8. Oh, the expectations
Remember how every Christmas your mother-in-law/mother did that thing, and it was such a wonderful tradition, and now that shit’s on you, and you have no idea how to do it/can’t manage it/it raises your stress level to Defcon 5? Yeah. It happens every year. Or now grandma died and you have to whip up her famous cornbread? Oyster casserole, here we come, because no one eats it but there must be oyster casserole, make it or break it. Fuck your Amazon Prime box, your sister-in-law handmade all the kids’ presents with her sewing machine.
Like Everclear says, you have to try to be everything to everyone. And you know I’m stressed when I’m letting top-20 alternative bands speak for me like I’m a depressed 15-year-old circa 1996.

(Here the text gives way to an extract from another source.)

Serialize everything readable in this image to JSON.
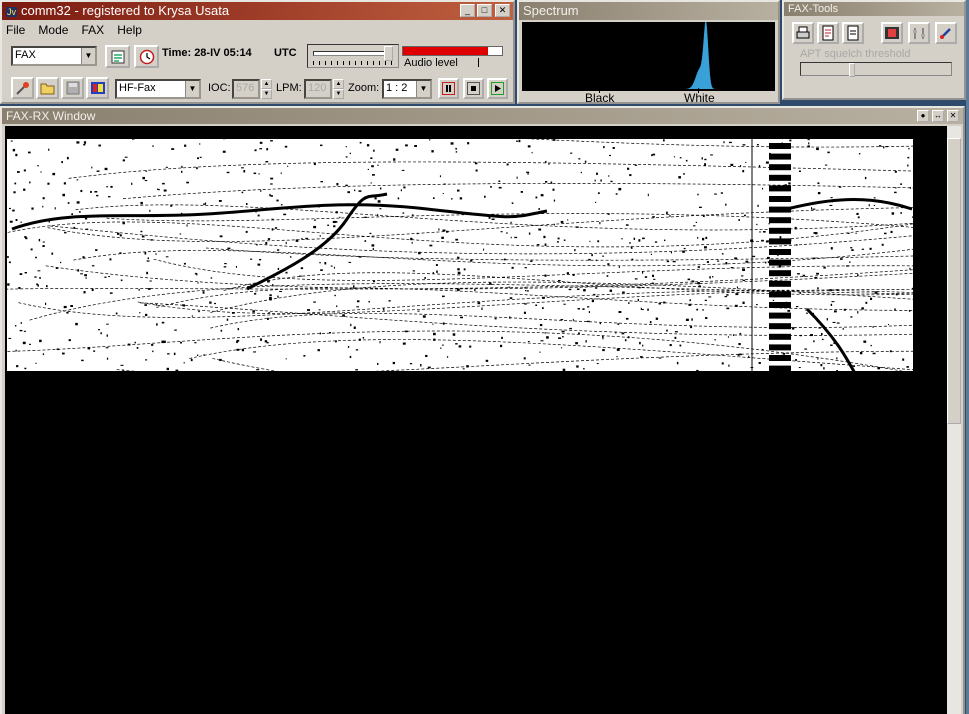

9. How much should you decorate?
Okay, you have to have a tree. You have to have some kind of holiday decorations. But the holiday anxiety creeps in when you have to determine the line between not enough and too much. You don’t want to be that person who turns their house into a fucking Christmas village — or maybe you’re my friend Daniel and you do, because you have no children to scatter your manger scenes, break your glass ornaments, and gnaw the candy canes and popcorn strings. But the kids expect some kind of decorations, and so does the rest of the world. So decorate you must. But how much? Where? Which box are they in? Can you get them out of the attic without risk to life and limb?
Do you need those Target hand towels? Will people judge you for your lack of Christmas hand towels?
I’m breathing into a paper bag again.
It’s not the most wonderful time of the year. It’s the most anxious time of the year. Holiday anxiety is real. Holiday anxiety includes actually having to go to the post office. Doing things like messaging people to ask for addresses, or, in the case of old people, calling them on the phone and asking, which leads to a scolding about why you don’t have it in the first place.
Holiday anxiety means long lines at the self-checkout and embarrassing mess-ups about things not ringing up properly and the need to call a cashier, to whom you will apologize profusely. It means embarrassment when “Merry Christmas” slips out, or “Happy holidays” slips out because what if that person believes in the “war on Christmas” and you just pissed them off?
Holiday anxiety means ducking and running when you’re out of change for the Salvation Army, which discriminates against gay people anyway.
And don’t get me started on that Elf on the Shelf.
I think I’ll go hide until the holiday season has ended.